With both the EU and Japan joining U.S. calls for Beijing to revalue its artificially depreciated currency, it’s clear that something has to give regarding China’s unprecedented current account surplus. The issue, though, is whether dialogue will push the Chinese to revalue, or whether concerted unilateral action must be taken. It’s suggested that China would benefit from a more flexible exchange rate in order to lower potential inflation at home, but so far the Chinese regime has made only token adjustments.
It’s important to note that China foreswore currency manipulation when entering the WTO in 2001. But not until 2005 did it even begin to budge its currency, the Yuan, by any token increments. Most economists consider the currency still undervalued by as much as 40%, a helpful, continuing boost for its exports.

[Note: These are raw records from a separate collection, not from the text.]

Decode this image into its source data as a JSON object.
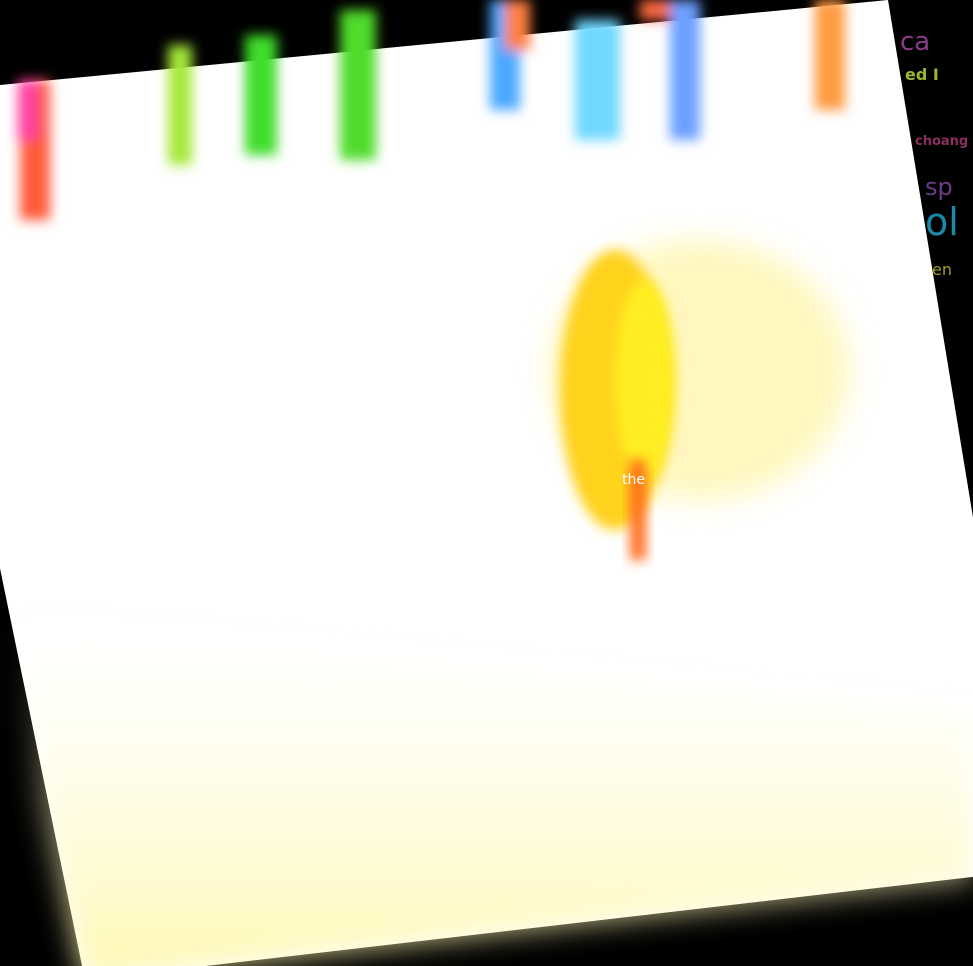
{
  "fragments": [
    "ca",
    "ed I",
    "choang",
    "sp",
    "ol",
    "en",
    "the"
  ]
}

The June 2 panel discussion at AEI offered some diverse approaches to the currency issue, with several panelists favoring ongoing discussions, such as the upcoming semi-annual ‘Strategic Economic Dialogue’ (SED), to push for a resolution of the currency issue. AAM’s Scott Paul suggested that enforcement of U.S. laws to press China on its commitments could also be a sensible and fair step. There was a definite consensus among the panelists, though, that the currency is pegged and should be revalued, which would be of benefit to both China and the U.S. in the long run.
China has been pegging its currency to the dollar since 1994. In those intervening 14 years, Chinese exports to the U.S. have jumped from $39 billion annually to $321 billion, a stunning increase, something the panelists were quick to note.
The issue needs resolution, and soon. Dropping trade barriers such as currency manipulation would be a useful gesture to enhance the free market. Scott Paul suggests that a currency revaluation agreement similar to the 1985 Plaza Accords could be a good start—something interesting to aim for, rather than just another round of dialogue at the SED.